Gefährliche Reisen

In seinem Spionageroman „Das Reich der Schatten“ beschreibt Alan Furst das Versagen der europäischen Diplomatie vor dem Zweiten Weltkrieg

von ROBERT BRACK

Wie zweifelhaft manche Annahmen bezüglich der Gesetzmäßigkeiten eines literarischen Genres sind, merkt man erst, wenn jemand sie aushebelt. Die selten angezweifelte Prämisse des Kriminalromans „Aufklärung ist möglich unter allen Umständen“ gilt auch für Subgenres wie den Politthriller und den Spionageroman.

Dass man den verschlungenen und oft unlogischen Gang der Weltgeschichte auf griffige Formeln konzentrieren kann, wird auch von intelligenten Autoren selten angezweifelt. Üblicherweise werden holprig ablaufende politische Intrigen in stromlinienförmige Romanhandlungen eingepasst, weil sie den Gesetzen der Thrillerdramaturgie gehorchen müssen.

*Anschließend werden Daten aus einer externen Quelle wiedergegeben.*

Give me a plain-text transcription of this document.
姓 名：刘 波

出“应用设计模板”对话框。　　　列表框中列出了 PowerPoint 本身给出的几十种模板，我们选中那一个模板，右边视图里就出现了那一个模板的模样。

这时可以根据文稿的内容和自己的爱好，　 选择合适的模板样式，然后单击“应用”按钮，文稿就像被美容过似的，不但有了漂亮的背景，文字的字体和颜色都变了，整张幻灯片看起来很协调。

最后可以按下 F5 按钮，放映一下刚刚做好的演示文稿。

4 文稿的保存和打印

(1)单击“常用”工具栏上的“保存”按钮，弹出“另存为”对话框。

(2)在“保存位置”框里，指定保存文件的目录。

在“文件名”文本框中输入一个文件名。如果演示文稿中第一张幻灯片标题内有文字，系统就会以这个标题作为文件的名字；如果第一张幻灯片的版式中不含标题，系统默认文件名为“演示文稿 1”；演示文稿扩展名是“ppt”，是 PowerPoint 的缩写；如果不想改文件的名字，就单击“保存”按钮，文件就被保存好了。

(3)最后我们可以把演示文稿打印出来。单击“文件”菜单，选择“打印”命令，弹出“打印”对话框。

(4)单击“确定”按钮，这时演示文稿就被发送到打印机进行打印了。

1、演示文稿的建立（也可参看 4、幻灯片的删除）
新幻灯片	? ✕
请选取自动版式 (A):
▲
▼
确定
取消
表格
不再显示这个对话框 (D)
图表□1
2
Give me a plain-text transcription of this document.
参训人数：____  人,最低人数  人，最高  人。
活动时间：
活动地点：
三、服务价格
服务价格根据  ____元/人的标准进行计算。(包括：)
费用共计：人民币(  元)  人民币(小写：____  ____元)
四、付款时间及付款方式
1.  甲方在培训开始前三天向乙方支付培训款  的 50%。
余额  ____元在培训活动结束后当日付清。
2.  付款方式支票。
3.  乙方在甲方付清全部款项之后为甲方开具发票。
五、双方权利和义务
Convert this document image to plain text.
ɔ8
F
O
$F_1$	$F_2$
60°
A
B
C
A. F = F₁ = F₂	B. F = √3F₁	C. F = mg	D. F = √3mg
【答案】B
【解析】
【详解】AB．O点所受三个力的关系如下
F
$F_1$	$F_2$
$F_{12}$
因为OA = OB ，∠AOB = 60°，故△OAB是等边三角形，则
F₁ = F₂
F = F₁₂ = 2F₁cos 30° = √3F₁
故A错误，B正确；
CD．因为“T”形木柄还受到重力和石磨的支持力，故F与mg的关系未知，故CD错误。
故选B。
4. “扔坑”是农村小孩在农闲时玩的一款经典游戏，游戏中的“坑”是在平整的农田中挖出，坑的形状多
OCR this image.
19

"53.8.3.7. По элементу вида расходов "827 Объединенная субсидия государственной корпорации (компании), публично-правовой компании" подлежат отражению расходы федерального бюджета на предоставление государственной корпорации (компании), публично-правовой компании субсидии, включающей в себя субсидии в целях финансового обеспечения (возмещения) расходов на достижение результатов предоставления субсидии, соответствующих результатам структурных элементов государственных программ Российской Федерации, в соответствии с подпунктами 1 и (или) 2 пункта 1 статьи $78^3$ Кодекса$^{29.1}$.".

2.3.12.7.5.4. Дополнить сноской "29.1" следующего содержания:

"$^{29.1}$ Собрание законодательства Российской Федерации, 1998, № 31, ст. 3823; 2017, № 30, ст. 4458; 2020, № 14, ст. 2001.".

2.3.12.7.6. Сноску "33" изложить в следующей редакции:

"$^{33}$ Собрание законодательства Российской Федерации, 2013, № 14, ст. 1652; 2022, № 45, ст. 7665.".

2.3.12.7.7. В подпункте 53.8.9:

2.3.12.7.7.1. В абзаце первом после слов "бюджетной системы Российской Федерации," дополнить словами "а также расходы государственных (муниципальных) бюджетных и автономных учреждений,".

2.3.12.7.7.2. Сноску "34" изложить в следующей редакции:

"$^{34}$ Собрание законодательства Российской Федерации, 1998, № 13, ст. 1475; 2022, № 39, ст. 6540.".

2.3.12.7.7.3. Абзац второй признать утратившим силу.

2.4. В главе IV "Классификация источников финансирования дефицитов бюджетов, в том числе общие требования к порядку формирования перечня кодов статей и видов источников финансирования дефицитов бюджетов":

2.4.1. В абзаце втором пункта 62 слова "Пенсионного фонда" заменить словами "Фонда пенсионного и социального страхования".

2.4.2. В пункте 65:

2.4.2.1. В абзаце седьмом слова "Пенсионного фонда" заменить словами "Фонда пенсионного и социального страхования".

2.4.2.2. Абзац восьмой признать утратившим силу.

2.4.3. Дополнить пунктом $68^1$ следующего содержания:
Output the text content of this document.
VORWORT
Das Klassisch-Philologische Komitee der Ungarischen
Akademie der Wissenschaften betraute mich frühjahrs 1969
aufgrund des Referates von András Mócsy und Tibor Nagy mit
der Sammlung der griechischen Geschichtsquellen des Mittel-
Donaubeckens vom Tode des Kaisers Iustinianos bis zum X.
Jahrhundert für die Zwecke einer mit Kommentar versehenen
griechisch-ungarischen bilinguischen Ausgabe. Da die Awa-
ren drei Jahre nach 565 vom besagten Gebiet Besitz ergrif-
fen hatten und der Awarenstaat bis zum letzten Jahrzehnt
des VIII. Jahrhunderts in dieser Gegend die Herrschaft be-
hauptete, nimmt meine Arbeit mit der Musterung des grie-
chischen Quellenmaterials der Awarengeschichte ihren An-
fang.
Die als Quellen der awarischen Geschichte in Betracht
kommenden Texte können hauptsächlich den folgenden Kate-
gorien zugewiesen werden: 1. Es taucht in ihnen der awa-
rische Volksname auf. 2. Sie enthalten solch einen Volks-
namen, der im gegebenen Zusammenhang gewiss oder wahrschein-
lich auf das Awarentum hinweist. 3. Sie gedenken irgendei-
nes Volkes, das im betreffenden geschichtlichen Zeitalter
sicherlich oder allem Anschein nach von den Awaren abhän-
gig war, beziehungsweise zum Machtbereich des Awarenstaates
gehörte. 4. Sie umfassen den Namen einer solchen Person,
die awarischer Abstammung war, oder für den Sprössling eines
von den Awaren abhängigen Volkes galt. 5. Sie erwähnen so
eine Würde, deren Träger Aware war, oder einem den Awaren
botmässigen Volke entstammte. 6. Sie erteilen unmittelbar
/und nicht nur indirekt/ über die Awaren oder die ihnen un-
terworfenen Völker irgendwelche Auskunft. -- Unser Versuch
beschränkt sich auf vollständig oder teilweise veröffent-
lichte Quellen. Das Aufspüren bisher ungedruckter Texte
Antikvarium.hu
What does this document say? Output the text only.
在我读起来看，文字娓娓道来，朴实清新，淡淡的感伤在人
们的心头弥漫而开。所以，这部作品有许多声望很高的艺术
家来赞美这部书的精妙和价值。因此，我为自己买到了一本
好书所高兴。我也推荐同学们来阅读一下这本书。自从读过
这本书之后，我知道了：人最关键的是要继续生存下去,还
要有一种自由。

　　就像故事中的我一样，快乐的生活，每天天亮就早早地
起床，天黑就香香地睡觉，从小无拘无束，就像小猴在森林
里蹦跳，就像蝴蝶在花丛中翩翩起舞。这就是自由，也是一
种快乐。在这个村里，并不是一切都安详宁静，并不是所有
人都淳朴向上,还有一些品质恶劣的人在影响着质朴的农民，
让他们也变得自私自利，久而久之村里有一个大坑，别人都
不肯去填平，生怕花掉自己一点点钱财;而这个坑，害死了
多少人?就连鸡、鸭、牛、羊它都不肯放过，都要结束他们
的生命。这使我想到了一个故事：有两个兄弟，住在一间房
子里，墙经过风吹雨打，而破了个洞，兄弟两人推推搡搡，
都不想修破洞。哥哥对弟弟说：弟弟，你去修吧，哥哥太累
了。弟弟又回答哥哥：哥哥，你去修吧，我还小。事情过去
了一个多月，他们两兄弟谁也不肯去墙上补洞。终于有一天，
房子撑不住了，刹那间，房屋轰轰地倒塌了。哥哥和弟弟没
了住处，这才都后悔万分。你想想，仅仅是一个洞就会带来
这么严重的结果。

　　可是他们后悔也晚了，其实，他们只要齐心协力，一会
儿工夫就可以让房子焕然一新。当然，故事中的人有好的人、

Müssen sie das wirklich? Der Amerikaner Alan Furst verweigert sich diesem billigen Strickmuster. Seine Spionageromane sind vielschichtiger. Eine Reise in die Sowjetunion und ein langjähriger Parisaufenthalt Anfang der 80er-Jahre bescherten dem bis dahin mäßig erfolgreichen Krimiautor ein neues Thema: Der Sohn jüdischer Einwanderer entdeckte seine europäischen Wurzeln. Wie und warum sie gekappt wurden, was Europa einmal war und wie es zu dem wurde, was es heute ist, begann ihn brennend zu interessieren.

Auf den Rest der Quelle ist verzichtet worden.